Last year we saw, in one instance, how sound-bite reporting can go wrong. Among the 12,830 words in the annual letter was this sentence: “We are certain, for example, that the economy will be in shambles throughout 2009 – and probably well beyond – but that conclusion does not tell us whether the market will rise or fall.”

Many news organizations reported – indeed, blared – the first part of the sentence while making no mention whatsoever of its ending.

I regard this as terrible journalism: Misinformed readers or viewers may well have thought that Charlie and I were forecasting bad things for the stock market, though we had not only in that sentence, but also elsewhere, made it clear we weren’t predicting the market at all.

Any investors who were misled by the sensationalists paid a big price: The Dow closed the day of the letter at 7,063 and finished the year at 10,428.

The financial media has an agenda – to entertain you and scare you into watching more programming (and hence more advertising). It can’t make you rich, and it doesn’t try to.

4. Understand you will make mistakes

You won’t get everything right:

Even if you (sensibly) shun stock picking and invest via an index tracker [11], you may regret putting money in some particular year, or wish you’d bought more corporate bonds. You may also regret buying – or not buying – your own home.

Warren Buffett could blame others – or the markets – for his mistakes. He’s the world’s greatest investor, so who could contradict him?

Yet like every year Buffett blames himself:

And now a painful confession: Last year your chairman closed the book on a very expensive business fiasco entirely of his own making.

For many years I had struggled to think of side products that we could offer our millions of loyal GEICO customers. Unfortunately, I finally succeeded, coming up with a brilliant insight that we should market our own credit card.

Our pre-tax losses from credit-card operations came to about $6.3 million before I finally woke up.

GEICO’s managers, it should be emphasized, were never enthusiastic about my idea. They warned me that instead of getting the cream of GEICO’s customers we would get the – well, let’s call it the non-cream. I subtly indicated that I was older and wiser.

I was just older.

Investors too often deny their mistakes (“I knew that would happen!”) or else get angry (“that shouldn’t have happened!”). It’s better for your long-term wealth to admit you’re human, and to try to learn from your mistakes [12].

5. Appreciate your good fortune

There’s an unattractive side to some who try to get wealthy. They become bitter about others who are already successful, or nasty and overly judgemental about poorer people.

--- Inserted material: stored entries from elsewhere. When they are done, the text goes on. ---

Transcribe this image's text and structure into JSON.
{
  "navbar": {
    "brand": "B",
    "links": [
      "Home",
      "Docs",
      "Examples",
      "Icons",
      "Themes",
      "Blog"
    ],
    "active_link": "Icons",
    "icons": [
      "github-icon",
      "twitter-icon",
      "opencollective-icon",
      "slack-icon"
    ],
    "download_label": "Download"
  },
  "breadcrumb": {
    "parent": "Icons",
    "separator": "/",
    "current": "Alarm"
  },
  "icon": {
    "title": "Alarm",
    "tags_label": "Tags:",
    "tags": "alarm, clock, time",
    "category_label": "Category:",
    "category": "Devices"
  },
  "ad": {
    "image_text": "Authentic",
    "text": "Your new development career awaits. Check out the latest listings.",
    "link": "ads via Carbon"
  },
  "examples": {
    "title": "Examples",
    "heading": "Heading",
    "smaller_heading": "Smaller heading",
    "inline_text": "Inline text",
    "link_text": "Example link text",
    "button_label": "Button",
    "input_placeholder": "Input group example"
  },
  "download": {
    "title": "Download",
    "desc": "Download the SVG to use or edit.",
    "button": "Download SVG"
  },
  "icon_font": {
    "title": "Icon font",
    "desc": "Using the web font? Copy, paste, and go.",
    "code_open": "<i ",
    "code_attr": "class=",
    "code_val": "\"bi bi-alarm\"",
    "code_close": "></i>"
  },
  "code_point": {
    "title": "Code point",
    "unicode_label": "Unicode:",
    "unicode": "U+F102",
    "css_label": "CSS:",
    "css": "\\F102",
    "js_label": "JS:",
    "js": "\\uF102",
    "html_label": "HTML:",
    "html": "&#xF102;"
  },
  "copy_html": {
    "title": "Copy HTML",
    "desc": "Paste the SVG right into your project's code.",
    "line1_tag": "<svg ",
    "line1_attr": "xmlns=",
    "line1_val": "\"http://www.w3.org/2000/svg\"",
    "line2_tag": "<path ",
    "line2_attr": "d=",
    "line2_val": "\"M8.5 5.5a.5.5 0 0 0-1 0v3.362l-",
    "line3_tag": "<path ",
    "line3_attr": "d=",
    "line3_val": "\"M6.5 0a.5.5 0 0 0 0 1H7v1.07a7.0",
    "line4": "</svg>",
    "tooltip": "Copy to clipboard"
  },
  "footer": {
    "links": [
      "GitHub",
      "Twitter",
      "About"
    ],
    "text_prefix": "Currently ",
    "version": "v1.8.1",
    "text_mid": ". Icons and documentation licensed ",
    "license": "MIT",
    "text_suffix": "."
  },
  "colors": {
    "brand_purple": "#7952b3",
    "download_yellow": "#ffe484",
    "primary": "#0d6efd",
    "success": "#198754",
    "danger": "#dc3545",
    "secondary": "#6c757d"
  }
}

Just as I try to invest like Warren Buffett, I personally prefer to follow Buffett’s attitude towards his life [13]:

At 86 and 79, Charlie and I remain lucky beyond our dreams. We were born in America; had terrific parents who saw that we got good educations; have enjoyed wonderful families and great health; and came equipped with a “business” gene that allows us to prosper in a manner hugely disproportionate to that experienced by many people who contribute as much or more to our society’s well-being.

Moreover, we have long had jobs that we love, in which we are helped in countless ways by talented and cheerful associates. Indeed, over the years, our work has become ever more fascinating; no wonder we tap-dance to work.

If pushed, we would gladly pay substantial sums to have our jobs (but don’t tell the Comp Committee).

Count your blessings. Find something you like doing that pays well, invest like Warren Buffett in equities for the long-term, and get rich!